Bendigo and Adelaide Bank has become the latest institution to launch a new pure play digital bank.
Dubbed 'Up', the separately branded neo play will come in the form of a dedicated and separately branded app, as Bendigo attempts to snatch younger customers disillusioned with the offerings of the Big Four.
Australia's fifth largest retail institution claims the the new mobile-centric service, now in beta, will be Australia’s first fully licenced “all-in-app” mobile banking platform.
It will come with native phone payment and mobile wallet functionality in what is essentially a plastic-free play.
Global payments scheme mastercard has come along for the ride and gets to bolt its mobile debit card product onto Up, a move clearly aimed at enabling online purchases as much as physical point of sale.
The new service heavily pushes the "superpowered debit" component of the offer, a clear shift from the traditional approach of steering customers towards credit cards.
Currently in beta testing and slated for launch in October, 'Up' is squarely aimed at millenials and will feature a bunch of cash management and budgeting features.
These range from advance notifications for looming bill payments to disposable income calculations, according to Bendigo's investor presentation delivered on Monday.
The launch of Up comes as the challenger institution seeks to harness its positioning as a bank with a social conscience - right when most of its larger peers are copping a beating from regulators and the Royal Commission into misconduct in financial services.
Tapping into broader concerns that cashless shouldn't translate to clueless, Bendigo says its neobank will help digital natives “gain financial independence and enrich their financial life”.
The new platform was revealed at the company’s annual results presentation on Monday that produced a $445.1 cash profit, up 6.4 percent overt the previous year.
The positive result came amid broader increases in tech expenditure that the bank made no apologies for, instead selling the advantage smaller more nimble institutions can exploit.

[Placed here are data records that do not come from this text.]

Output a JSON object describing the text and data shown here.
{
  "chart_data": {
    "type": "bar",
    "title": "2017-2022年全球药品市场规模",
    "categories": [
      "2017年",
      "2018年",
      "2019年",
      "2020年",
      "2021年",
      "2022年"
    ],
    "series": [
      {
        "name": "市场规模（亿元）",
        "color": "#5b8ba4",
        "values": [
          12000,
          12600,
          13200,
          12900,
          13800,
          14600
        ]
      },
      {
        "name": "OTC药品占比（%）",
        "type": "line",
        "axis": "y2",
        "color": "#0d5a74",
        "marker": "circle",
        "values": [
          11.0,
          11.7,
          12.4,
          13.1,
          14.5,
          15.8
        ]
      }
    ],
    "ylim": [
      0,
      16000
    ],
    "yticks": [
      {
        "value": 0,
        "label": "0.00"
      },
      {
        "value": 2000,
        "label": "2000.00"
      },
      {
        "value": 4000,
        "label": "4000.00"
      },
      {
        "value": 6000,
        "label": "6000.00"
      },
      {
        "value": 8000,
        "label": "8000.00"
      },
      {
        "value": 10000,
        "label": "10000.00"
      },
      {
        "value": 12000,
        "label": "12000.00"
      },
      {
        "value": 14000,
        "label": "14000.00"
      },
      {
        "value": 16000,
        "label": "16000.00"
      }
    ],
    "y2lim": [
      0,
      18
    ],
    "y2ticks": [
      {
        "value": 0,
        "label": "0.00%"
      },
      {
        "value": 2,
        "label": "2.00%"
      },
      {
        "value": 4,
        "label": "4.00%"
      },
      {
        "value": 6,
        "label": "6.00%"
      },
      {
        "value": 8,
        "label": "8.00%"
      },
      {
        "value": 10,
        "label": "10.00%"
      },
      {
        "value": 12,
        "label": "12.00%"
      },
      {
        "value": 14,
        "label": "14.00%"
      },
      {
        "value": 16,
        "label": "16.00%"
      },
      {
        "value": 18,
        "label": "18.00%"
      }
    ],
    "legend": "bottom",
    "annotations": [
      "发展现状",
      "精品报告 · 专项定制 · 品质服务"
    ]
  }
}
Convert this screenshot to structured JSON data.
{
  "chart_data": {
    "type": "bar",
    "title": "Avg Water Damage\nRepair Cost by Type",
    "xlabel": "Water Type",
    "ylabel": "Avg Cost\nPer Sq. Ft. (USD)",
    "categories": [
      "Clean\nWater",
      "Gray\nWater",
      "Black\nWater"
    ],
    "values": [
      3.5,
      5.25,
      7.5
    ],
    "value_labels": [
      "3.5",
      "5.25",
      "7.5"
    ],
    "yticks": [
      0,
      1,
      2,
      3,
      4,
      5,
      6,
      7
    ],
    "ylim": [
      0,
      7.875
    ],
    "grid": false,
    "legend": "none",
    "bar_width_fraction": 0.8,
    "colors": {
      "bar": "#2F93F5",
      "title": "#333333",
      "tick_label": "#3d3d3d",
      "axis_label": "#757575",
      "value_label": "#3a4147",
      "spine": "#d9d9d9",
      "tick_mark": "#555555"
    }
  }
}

Bendigo managing director Marnie Baker said a sector-wide focus on the possibilities of distributed ledger technology, biometrics and artificial intelligence was creating a better experience for customers and also a foothold for startup competitors.
“Uncertainty about the pace, scale and breadth of disruption” is providing the impetus for the bank to invest in and partner with innovators in the industry to keep up with the pack.
Operational IT spending at the bank increased 7.5 percent to $77 million, up $5.7 million.
Like the CBA last week, a good portion of that opex increase was attributed to a rise in software licensing fees.
The bank’s software capitalisation reached $190.4 million for the financial year, down slightly from $196 million the previous year.
Software amortisation also rose significantly, up 34.6 percent or $7 million on the prior reporting period.
The spending on systems is only predicted to increase next year, said chief financial officer Travis Crouch during the results presentation.
Crouch foresees yet another increase in amortisation from this year’s levels “as the bank’s technology investments continue to come into use”.
“Overall, when we look at these investments, I’d expect our amortisation charge in FY19 to be in the order of $10 million higher than what we have incurred in this financial year,” he said.